Za oknem jak jest każdy widzi. Nie ma sensu tego komentować. Wystarczy tylko, że dodam iż pogoda sprzyja przesiadywaniu w domu, a skoro dom to kuchnia, a skoro kuchnia to gotowanie. Chciałam Wam polecić mój dzisiejszy pomysł na obiad. Od jakiegoś czasu chodziła za mną myśl aby przyrządzić coś z pieczonymi warzywami i kombinowałam, że może z mięsem albo w formie quiche, aż w końcu postawiłam na poczciwy (i ulubiony) makaron. Oto przepis:


MAKARON Z PIECZONYMI WARZYWAMI 




Składniki:
1 żółta papryka
1 czerwona papryka
2 pomidory
30 dkg pieczarek
1 czerwona cebula
1 cukinia
3 ząbki czosnku
3/4 opakowania makaronu (ja użyłam świderki z lubelli)
1 ser feta albo roladka koziego sera
2 łyżki oliwy z oliwek
sól, pieprz, zioła (użyłam ziół prowansalskich, rozmaryn też byłby świetny)

i do dzieła...

 

Paprykę kroimy na spore kawałki, pomidory i cebulę w ósemki, cukinię w grube plastry, pieczarki na pół, a czosnek drobno szatkujemy. Wszystko wysypujemy na blachę i mieszamy...

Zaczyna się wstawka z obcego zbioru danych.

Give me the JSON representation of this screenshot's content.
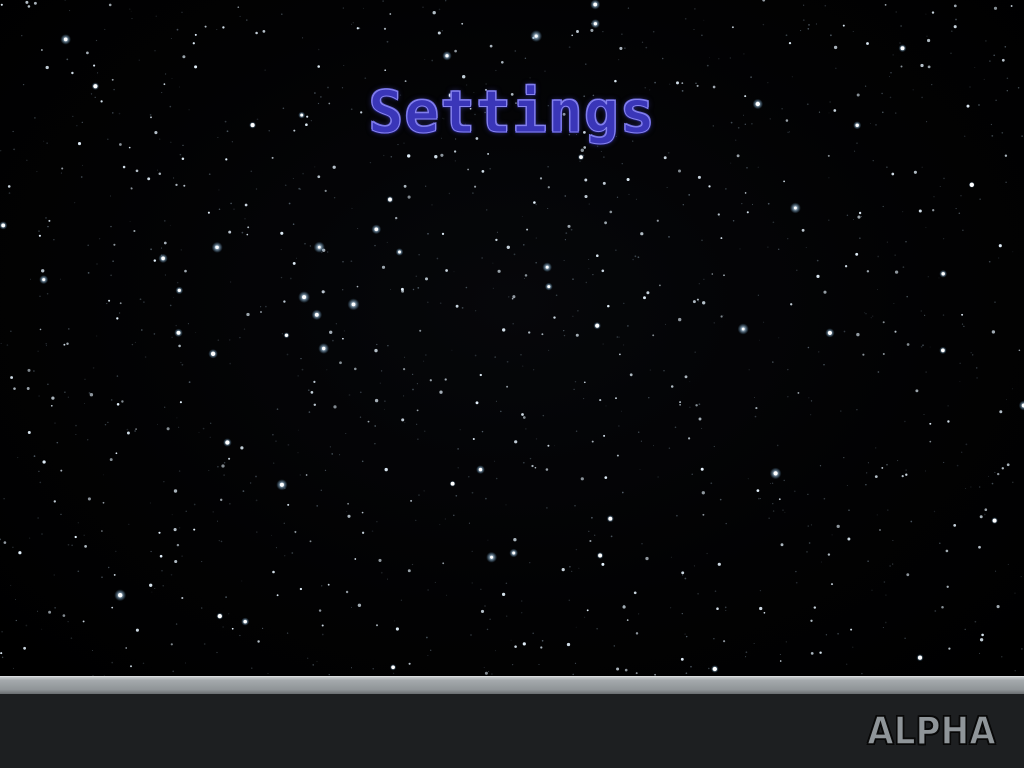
{
  "screen": {
    "title": "Settings",
    "build_label": "ALPHA"
  },
  "background": {
    "type": "starfield",
    "sky_color": "#000000",
    "star_color": "#e6f4ff"
  },
  "footer": {
    "rule_color": "#a4a9ac",
    "bar_color": "#1d1f21"
  }
}
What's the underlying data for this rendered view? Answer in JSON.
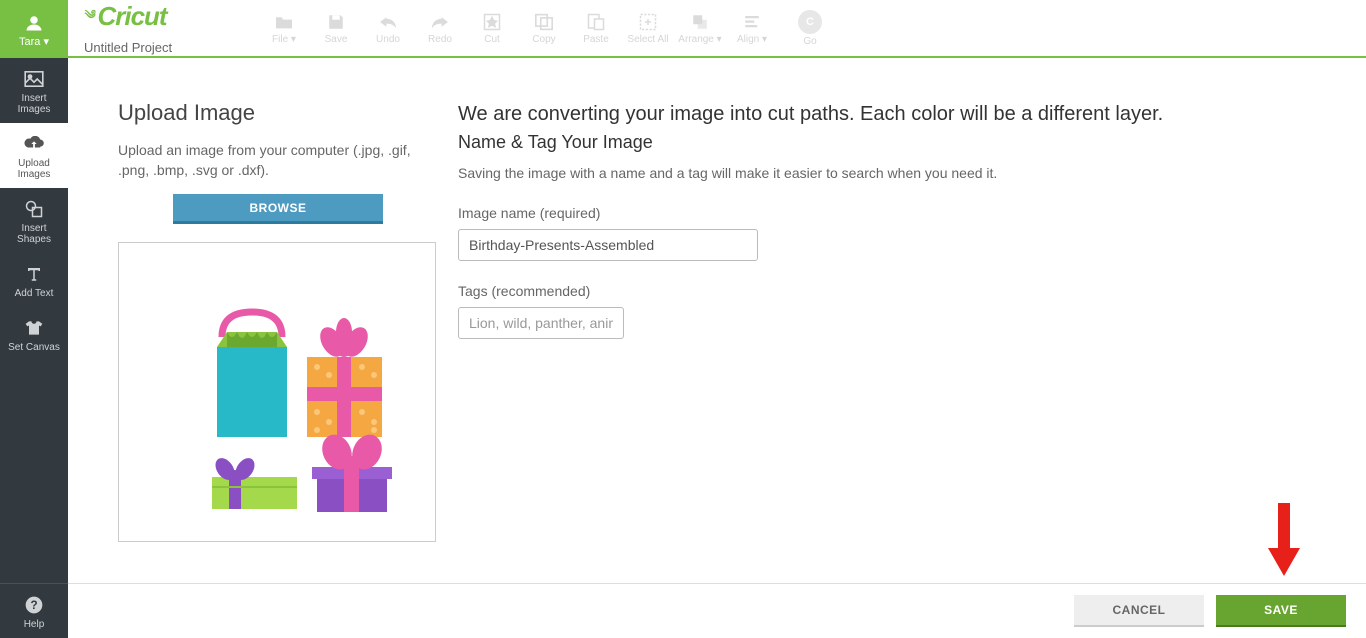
{
  "user": {
    "name": "Tara"
  },
  "brand": "Cricut",
  "project_title": "Untitled Project",
  "sidebar": {
    "insert_images": "Insert\nImages",
    "upload_images": "Upload\nImages",
    "insert_shapes": "Insert\nShapes",
    "add_text": "Add Text",
    "set_canvas": "Set Canvas",
    "help": "Help"
  },
  "toolbar": {
    "file": "File",
    "save": "Save",
    "undo": "Undo",
    "redo": "Redo",
    "cut": "Cut",
    "copy": "Copy",
    "paste": "Paste",
    "select_all": "Select All",
    "arrange": "Arrange",
    "align": "Align",
    "go": "Go",
    "go_badge": "C"
  },
  "upload": {
    "heading": "Upload Image",
    "instructions": "Upload an image from your computer (.jpg, .gif, .png, .bmp, .svg or .dxf).",
    "browse": "BROWSE"
  },
  "form": {
    "convert_heading": "We are converting your image into cut paths. Each color will be a different layer.",
    "name_tag_heading": "Name & Tag Your Image",
    "hint": "Saving the image with a name and a tag will make it easier to search when you need it.",
    "name_label": "Image name (required)",
    "name_value": "Birthday-Presents-Assembled",
    "tags_label": "Tags (recommended)",
    "tags_placeholder": "Lion, wild, panther, animals"
  },
  "buttons": {
    "cancel": "CANCEL",
    "save": "SAVE"
  }
}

Dodajemy oliwę, sól, pieprz i przyprawy. Mieszamy. Tak przygotowane warzywa wrzucamy do piekarnika nagrzanego do 200C i pieczemy przez 20 minut. Mniej więcej po pięciu minutach papryka i pomidory zaczynają puszczać soki uwalniając przy tym taki zapach, że na samo wspomnienie dostaję ślinotoku. 


Czas, w którym nasza kuchnia eksploduje najwspanialszymi zapachami możemy wykorzystać na ugotowanie makaronu (jak na opakowaniu) i przygotowanie sera, którym posypiemy nasze danie. 

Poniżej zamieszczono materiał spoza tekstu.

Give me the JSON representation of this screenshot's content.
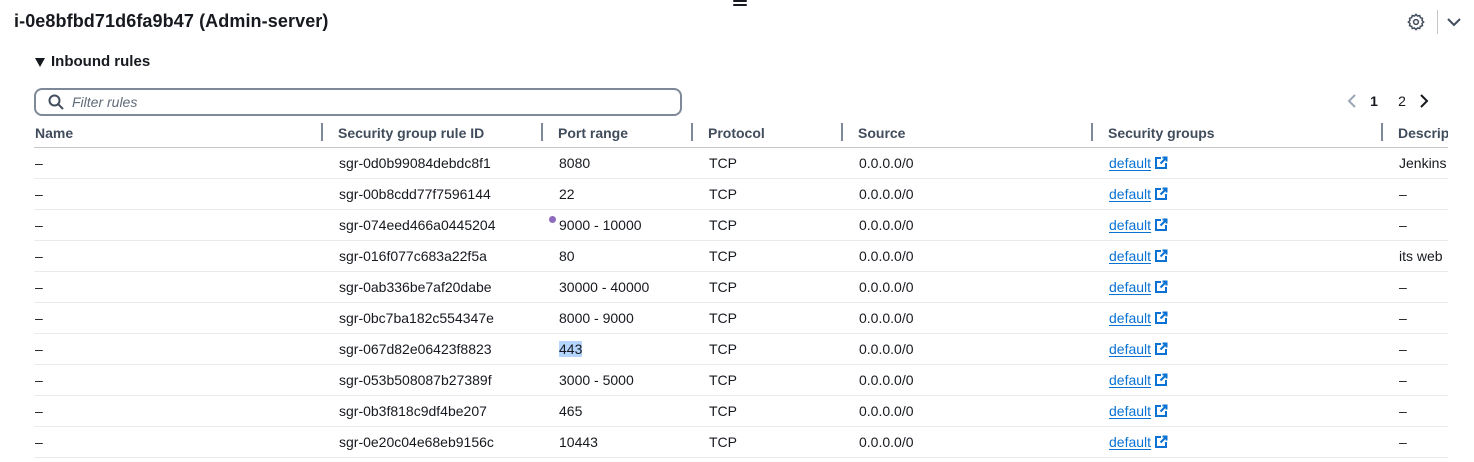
{
  "header": {
    "title": "i-0e8bfbd71d6fa9b47 (Admin-server)"
  },
  "section": {
    "title": "Inbound rules"
  },
  "filter": {
    "placeholder": "Filter rules",
    "value": ""
  },
  "pagination": {
    "pages": [
      "1",
      "2"
    ],
    "current": "1"
  },
  "table": {
    "columns": [
      "Name",
      "Security group rule ID",
      "Port range",
      "Protocol",
      "Source",
      "Security groups",
      "Descrip"
    ],
    "rows": [
      {
        "name": "–",
        "rule_id": "sgr-0d0b99084debdc8f1",
        "port_range": "8080",
        "protocol": "TCP",
        "source": "0.0.0.0/0",
        "security_group": "default",
        "description": "Jenkins"
      },
      {
        "name": "–",
        "rule_id": "sgr-00b8cdd77f7596144",
        "port_range": "22",
        "protocol": "TCP",
        "source": "0.0.0.0/0",
        "security_group": "default",
        "description": "–"
      },
      {
        "name": "–",
        "rule_id": "sgr-074eed466a0445204",
        "port_range": "9000 - 10000",
        "protocol": "TCP",
        "source": "0.0.0.0/0",
        "security_group": "default",
        "description": "–"
      },
      {
        "name": "–",
        "rule_id": "sgr-016f077c683a22f5a",
        "port_range": "80",
        "protocol": "TCP",
        "source": "0.0.0.0/0",
        "security_group": "default",
        "description": "its web"
      },
      {
        "name": "–",
        "rule_id": "sgr-0ab336be7af20dabe",
        "port_range": "30000 - 40000",
        "protocol": "TCP",
        "source": "0.0.0.0/0",
        "security_group": "default",
        "description": "–"
      },
      {
        "name": "–",
        "rule_id": "sgr-0bc7ba182c554347e",
        "port_range": "8000 - 9000",
        "protocol": "TCP",
        "source": "0.0.0.0/0",
        "security_group": "default",
        "description": "–"
      },
      {
        "name": "–",
        "rule_id": "sgr-067d82e06423f8823",
        "port_range": "443",
        "protocol": "TCP",
        "source": "0.0.0.0/0",
        "security_group": "default",
        "description": "–"
      },
      {
        "name": "–",
        "rule_id": "sgr-053b508087b27389f",
        "port_range": "3000 - 5000",
        "protocol": "TCP",
        "source": "0.0.0.0/0",
        "security_group": "default",
        "description": "–"
      },
      {
        "name": "–",
        "rule_id": "sgr-0b3f818c9df4be207",
        "port_range": "465",
        "protocol": "TCP",
        "source": "0.0.0.0/0",
        "security_group": "default",
        "description": "–"
      },
      {
        "name": "–",
        "rule_id": "sgr-0e20c04e68eb9156c",
        "port_range": "10443",
        "protocol": "TCP",
        "source": "0.0.0.0/0",
        "security_group": "default",
        "description": "–"
      }
    ],
    "selected_row_index": 6
  },
  "icons": {
    "drag_handle": "drag-handle-icon",
    "settings": "gear-icon",
    "collapse": "chevron-down-icon",
    "section_caret": "caret-down-icon",
    "search": "search-icon",
    "prev": "chevron-left-icon",
    "next": "chevron-right-icon",
    "external": "external-link-icon"
  },
  "colors": {
    "link": "#0972d3",
    "text": "#16191f",
    "header_text": "#414d5c",
    "selection": "#b4d5fe",
    "disabled": "#9ba7b6",
    "cursor_dot": "#8d6cbf"
  }
}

Po 20 minutach pieczenia nasze warzywa powinny wyglądać tak jak na zdjęciu, czyli papryczki powinny być jędrne i soczyste, cukinia delikatnie chrupiąca, pomidory rozpływające się w ustach, a pieczarki sprężyste. Na tym etapie należy szczególnie uważać aby wszytskiego nie zjeść. Gdy makaron jest już gotowy, wówczas mieszamy wszystkie składniki (oprócz sera) i tak przygotowane umieszczamy w naczyniu żaroodpornym, a wierzch posypujemy rozkruszonym serem feta. Naczynie wkładamy do piekarnika na kolejne 20 - 30 minut (200C) pilnując aby ser się nie przypalił. 


Voila! 
Bon appetit!!! 

Strasznie długi ten dzisiejszy wpis, a ja chciałam jeszcze pochwalić się pewnym wyjątkowym prezentem, który Jasiu dostał na urodziny od cioci Anity. Kim jest ciocia Anita pewnie zapytacie. Po krótce: żona brata mojego męża (uwielbiam takie tłumaczenia :-D). Tak już całkiem poważnie, Anita zajmuje sie scrapbookingiem i jest absolutnym mistrzem w tej dziedzinie. Wszystkie kartki zamawiam u niej i czekam z niecierpliwością na to co tym razem wymyśli - zawsze są to rzeczy wyjątkowe, staranne i bardzo oryginalne. Nasz Jaś dostał taki oto obrazek (podobrazie): 


Obrazek ma wymiary 20x20 cm, ma ukrytą kieszonkę, w której znajdują się życzenia. Koniecznie zobaczcie inne cuda Anity, odsyłam do jej bloga - o TUTAJ

W Dniu Dziecka życzę wszystkim dużym dzieciom aby pielęgnowali w sobie wewnętrzne dziecko, a tym małym dzieciom zdrowia i miłości, zdrowia i miłości, zdrowia i miłości.....

Pozdrawiam 
A.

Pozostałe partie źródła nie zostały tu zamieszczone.